Just a quick note: I'm not sure how to do it from code, never tried, but pinning a process to one cpu is pretty quick to do once-off with the windows task manager. Right click the process and hit "Set Affinity..." (super descriptive name, Microsoft!).

Inertia's picture

Since you're using the same graphics card this may be it: I've experienced similar hiccups with Radeon 3870 due to a bug in Catalyst 9.5 (9.6? 9.7? idk, it has been fixed for a while now) where any OpenGL app with vsync enabled would crawl at 10-15fps, while with vsync disabled it'd go up to ~2400fps. Updating drivers may help. It may also help to see if you can replicate the problem on other PCs.

the Fiddler's picture

Just a word of warning, I've heard that older Nvidia drivers used to have issues with message loops running on a separate thread (some form of conflict between Nvidia's "threaded optimizations"). This should no longer be the case, but it's something to keep an eye out for.

I've looked into moving OpenTK's message loop to a different thread, but decided against this in the end - at least for the 1.0 release. Do post some numbers when you find the time, this is something that might be worth revisiting in a future release.

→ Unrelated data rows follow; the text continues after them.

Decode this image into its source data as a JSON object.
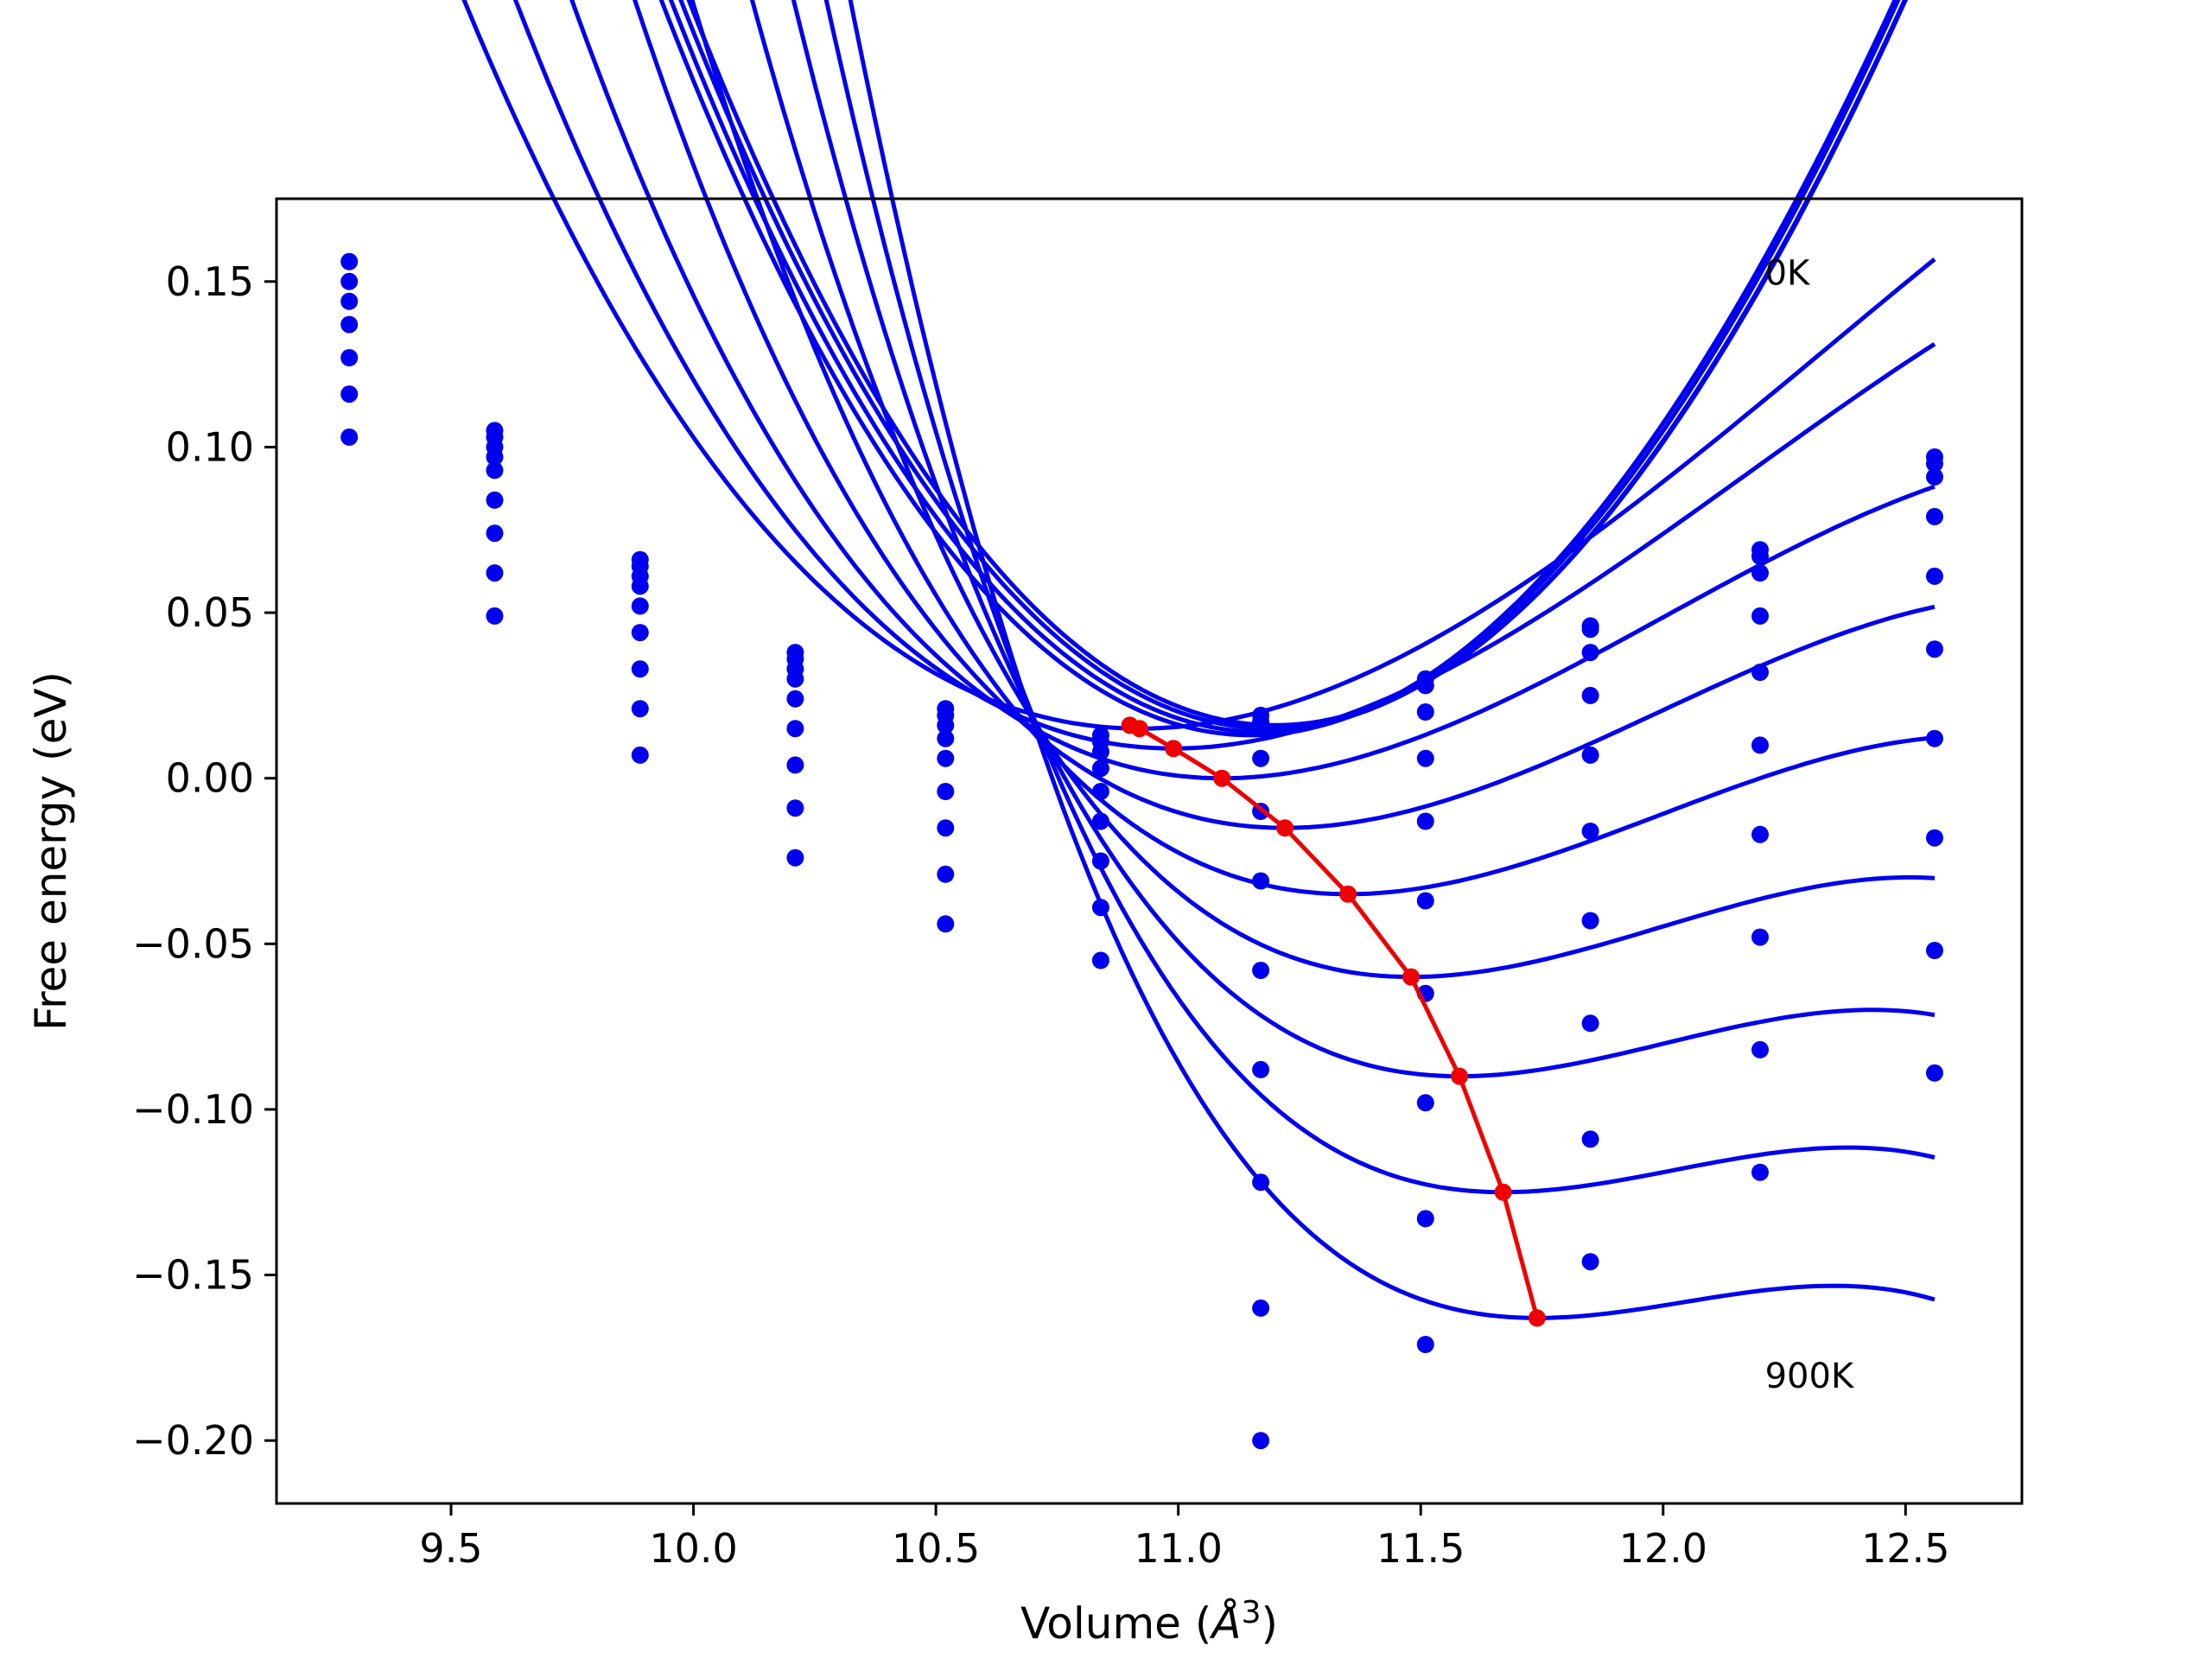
{
  "chart_data": {
    "type": "scatter",
    "title": "",
    "xlabel": "Volume (",
    "xlabel_unit_base": "Å",
    "xlabel_unit_exp": "3",
    "xlabel_close": ")",
    "ylabel": "Free energy (eV)",
    "xlim": [
      9.14,
      12.74
    ],
    "ylim": [
      -0.219,
      0.175
    ],
    "grid": false,
    "x_ticks": [
      {
        "value": 9.5,
        "label": "9.5"
      },
      {
        "value": 10.0,
        "label": "10.0"
      },
      {
        "value": 10.5,
        "label": "10.5"
      },
      {
        "value": 11.0,
        "label": "11.0"
      },
      {
        "value": 11.5,
        "label": "11.5"
      },
      {
        "value": 12.0,
        "label": "12.0"
      },
      {
        "value": 12.5,
        "label": "12.5"
      }
    ],
    "y_ticks": [
      {
        "value": 0.15,
        "label": "0.15"
      },
      {
        "value": 0.1,
        "label": "0.10"
      },
      {
        "value": 0.05,
        "label": "0.05"
      },
      {
        "value": 0.0,
        "label": "0.00"
      },
      {
        "value": -0.05,
        "label": "−0.05"
      },
      {
        "value": -0.1,
        "label": "−0.10"
      },
      {
        "value": -0.15,
        "label": "−0.15"
      },
      {
        "value": -0.2,
        "label": "−0.20"
      }
    ],
    "annotations": [
      {
        "text": "0K",
        "x": 12.21,
        "y": 0.149
      },
      {
        "text": "900K",
        "x": 12.21,
        "y": -0.184
      }
    ],
    "line_color": "#0000ee",
    "min_line_color": "#ee0000",
    "x_samples": [
      9.29,
      9.59,
      9.89,
      10.21,
      10.52,
      10.84,
      11.17,
      11.51,
      11.85,
      12.2,
      12.56
    ],
    "fits": [
      {
        "x_min": 11.2,
        "y_min": 0.016,
        "a": 0.14,
        "b": 0.008,
        "x_start": 9.29,
        "x_end": 12.56
      },
      {
        "x_min": 11.19,
        "y_min": 0.015,
        "a": 0.139,
        "b": 0.008,
        "x_start": 9.29,
        "x_end": 12.56
      },
      {
        "x_min": 11.17,
        "y_min": 0.014,
        "a": 0.139,
        "b": 0.0085,
        "x_start": 9.29,
        "x_end": 12.56
      },
      {
        "x_min": 11.15,
        "y_min": 0.013,
        "a": 0.1385,
        "b": 0.0095,
        "x_start": 9.29,
        "x_end": 12.56
      },
      {
        "x_min": 10.92,
        "y_min": 0.015,
        "a": 0.0855,
        "b": 0.02,
        "x_start": 9.29,
        "x_end": 12.56
      },
      {
        "x_min": 10.99,
        "y_min": 0.009,
        "a": 0.0888,
        "b": 0.025,
        "x_start": 9.29,
        "x_end": 12.56
      },
      {
        "x_min": 11.09,
        "y_min": 0.0,
        "a": 0.0878,
        "b": 0.032,
        "x_start": 9.29,
        "x_end": 12.56
      },
      {
        "x_min": 11.22,
        "y_min": -0.015,
        "a": 0.0881,
        "b": 0.038,
        "x_start": 9.29,
        "x_end": 12.56
      },
      {
        "x_min": 11.35,
        "y_min": -0.035,
        "a": 0.0867,
        "b": 0.045,
        "x_start": 9.29,
        "x_end": 12.56
      },
      {
        "x_min": 11.48,
        "y_min": -0.06,
        "a": 0.085,
        "b": 0.055,
        "x_start": 9.29,
        "x_end": 12.56
      },
      {
        "x_min": 11.58,
        "y_min": -0.09,
        "a": 0.083,
        "b": 0.065,
        "x_start": 9.29,
        "x_end": 12.56
      },
      {
        "x_min": 11.67,
        "y_min": -0.125,
        "a": 0.08,
        "b": 0.075,
        "x_start": 9.29,
        "x_end": 12.56
      },
      {
        "x_min": 11.74,
        "y_min": -0.163,
        "a": 0.078,
        "b": 0.085,
        "x_start": 9.29,
        "x_end": 12.56
      }
    ],
    "points": [
      {
        "x": 9.29,
        "y": 0.156
      },
      {
        "x": 9.29,
        "y": 0.15
      },
      {
        "x": 9.29,
        "y": 0.144
      },
      {
        "x": 9.29,
        "y": 0.137
      },
      {
        "x": 9.29,
        "y": 0.127
      },
      {
        "x": 9.29,
        "y": 0.116
      },
      {
        "x": 9.29,
        "y": 0.103
      },
      {
        "x": 9.59,
        "y": 0.105
      },
      {
        "x": 9.59,
        "y": 0.103
      },
      {
        "x": 9.59,
        "y": 0.1
      },
      {
        "x": 9.59,
        "y": 0.097
      },
      {
        "x": 9.59,
        "y": 0.093
      },
      {
        "x": 9.59,
        "y": 0.084
      },
      {
        "x": 9.59,
        "y": 0.074
      },
      {
        "x": 9.59,
        "y": 0.062
      },
      {
        "x": 9.59,
        "y": 0.049
      },
      {
        "x": 9.89,
        "y": 0.066
      },
      {
        "x": 9.89,
        "y": 0.064
      },
      {
        "x": 9.89,
        "y": 0.061
      },
      {
        "x": 9.89,
        "y": 0.058
      },
      {
        "x": 9.89,
        "y": 0.052
      },
      {
        "x": 9.89,
        "y": 0.044
      },
      {
        "x": 9.89,
        "y": 0.033
      },
      {
        "x": 9.89,
        "y": 0.021
      },
      {
        "x": 9.89,
        "y": 0.007
      },
      {
        "x": 10.21,
        "y": 0.038
      },
      {
        "x": 10.21,
        "y": 0.036
      },
      {
        "x": 10.21,
        "y": 0.033
      },
      {
        "x": 10.21,
        "y": 0.03
      },
      {
        "x": 10.21,
        "y": 0.024
      },
      {
        "x": 10.21,
        "y": 0.015
      },
      {
        "x": 10.21,
        "y": 0.004
      },
      {
        "x": 10.21,
        "y": -0.009
      },
      {
        "x": 10.21,
        "y": -0.024
      },
      {
        "x": 10.52,
        "y": 0.021
      },
      {
        "x": 10.52,
        "y": 0.019
      },
      {
        "x": 10.52,
        "y": 0.016
      },
      {
        "x": 10.52,
        "y": 0.012
      },
      {
        "x": 10.52,
        "y": 0.006
      },
      {
        "x": 10.52,
        "y": -0.004
      },
      {
        "x": 10.52,
        "y": -0.015
      },
      {
        "x": 10.52,
        "y": -0.029
      },
      {
        "x": 10.52,
        "y": -0.044
      },
      {
        "x": 10.84,
        "y": 0.013
      },
      {
        "x": 10.84,
        "y": 0.011
      },
      {
        "x": 10.84,
        "y": 0.008
      },
      {
        "x": 10.84,
        "y": 0.003
      },
      {
        "x": 10.84,
        "y": -0.004
      },
      {
        "x": 10.84,
        "y": -0.013
      },
      {
        "x": 10.84,
        "y": -0.025
      },
      {
        "x": 10.84,
        "y": -0.039
      },
      {
        "x": 10.84,
        "y": -0.055
      },
      {
        "x": 11.17,
        "y": 0.019
      },
      {
        "x": 11.17,
        "y": 0.017
      },
      {
        "x": 11.17,
        "y": 0.006
      },
      {
        "x": 11.17,
        "y": -0.01
      },
      {
        "x": 11.17,
        "y": -0.031
      },
      {
        "x": 11.17,
        "y": -0.058
      },
      {
        "x": 11.17,
        "y": -0.088
      },
      {
        "x": 11.17,
        "y": -0.122
      },
      {
        "x": 11.17,
        "y": -0.16
      },
      {
        "x": 11.17,
        "y": -0.2
      },
      {
        "x": 11.51,
        "y": 0.03
      },
      {
        "x": 11.51,
        "y": 0.028
      },
      {
        "x": 11.51,
        "y": 0.02
      },
      {
        "x": 11.51,
        "y": 0.006
      },
      {
        "x": 11.51,
        "y": -0.013
      },
      {
        "x": 11.51,
        "y": -0.037
      },
      {
        "x": 11.51,
        "y": -0.065
      },
      {
        "x": 11.51,
        "y": -0.098
      },
      {
        "x": 11.51,
        "y": -0.133
      },
      {
        "x": 11.51,
        "y": -0.171
      },
      {
        "x": 11.85,
        "y": 0.046
      },
      {
        "x": 11.85,
        "y": 0.045
      },
      {
        "x": 11.85,
        "y": 0.038
      },
      {
        "x": 11.85,
        "y": 0.025
      },
      {
        "x": 11.85,
        "y": 0.007
      },
      {
        "x": 11.85,
        "y": -0.016
      },
      {
        "x": 11.85,
        "y": -0.043
      },
      {
        "x": 11.85,
        "y": -0.074
      },
      {
        "x": 11.85,
        "y": -0.109
      },
      {
        "x": 11.85,
        "y": -0.146
      },
      {
        "x": 12.2,
        "y": 0.069
      },
      {
        "x": 12.2,
        "y": 0.067
      },
      {
        "x": 12.2,
        "y": 0.062
      },
      {
        "x": 12.2,
        "y": 0.049
      },
      {
        "x": 12.2,
        "y": 0.032
      },
      {
        "x": 12.2,
        "y": 0.01
      },
      {
        "x": 12.2,
        "y": -0.017
      },
      {
        "x": 12.2,
        "y": -0.048
      },
      {
        "x": 12.2,
        "y": -0.082
      },
      {
        "x": 12.2,
        "y": -0.119
      },
      {
        "x": 12.56,
        "y": 0.097
      },
      {
        "x": 12.56,
        "y": 0.095
      },
      {
        "x": 12.56,
        "y": 0.091
      },
      {
        "x": 12.56,
        "y": 0.079
      },
      {
        "x": 12.56,
        "y": 0.061
      },
      {
        "x": 12.56,
        "y": 0.039
      },
      {
        "x": 12.56,
        "y": 0.012
      },
      {
        "x": 12.56,
        "y": -0.018
      },
      {
        "x": 12.56,
        "y": -0.052
      },
      {
        "x": 12.56,
        "y": -0.089
      }
    ],
    "min_points": [
      {
        "x": 10.9,
        "y": 0.016
      },
      {
        "x": 10.92,
        "y": 0.015
      },
      {
        "x": 10.99,
        "y": 0.009
      },
      {
        "x": 11.09,
        "y": 0.0
      },
      {
        "x": 11.22,
        "y": -0.015
      },
      {
        "x": 11.35,
        "y": -0.035
      },
      {
        "x": 11.48,
        "y": -0.06
      },
      {
        "x": 11.58,
        "y": -0.09
      },
      {
        "x": 11.67,
        "y": -0.125
      },
      {
        "x": 11.74,
        "y": -0.163
      }
    ]
  }
}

You can set CPU affinity through code if you pinvoke the relevant API (IIRC "SetProcessorAffinity" or something close to that). There's a similar function for Linux and there should be something for Mac OS X (but no idea what it is called).

Finally, OpenTK reuses event args to avoid garbage. Yes, this means that the user shouldn't store event args outside the relevant event without cloning them, but this need rarely comes up in practice so it's not an issue. (An event pool faces the same issue, so it doesn't help here - how can you know that the user didn't store a reference to your pooled event?)

plohrmann's picture

Your issue is likely due to the fact that the CPU can't really time what the GPU is doing. VSync prevents the window from REFRESHING 60 times per second, but it doesn't directly stall the GPU. The cyclic nature of your results supports this - let me try to explain. Most OpenGL calls do not return data, they just send data to the GPU, this allows the CPU to give a bunch of info to the GPU without stalling. The SwapBuffers just says "i'm done with that frame, now I'm starting another", and the GPU schedules that message with everything else. If you use the CPU to time that frame, it may have a low value because the CPU didn't wait at all. However, at some point the GPU has to actually work (after, say, 1/60 of a second) which may happen after a few frames have been provided by the CPU (thus you have several frames of zero ms) , the GPU will process them all and display them as needed; during this processing time, the CPU may switch threads / processes while the GPU catches up (thus the hiccup).

Once you cross the boundary between being CPU bound vs GPU bound, then the CPU timings will start to be more accurate. You will need A LOT more than 15 rotating cubes to do that on a 3870!

You're measurements would be better served if you either average them over all the frames, or a rolling average over the last 1 second worth of frames.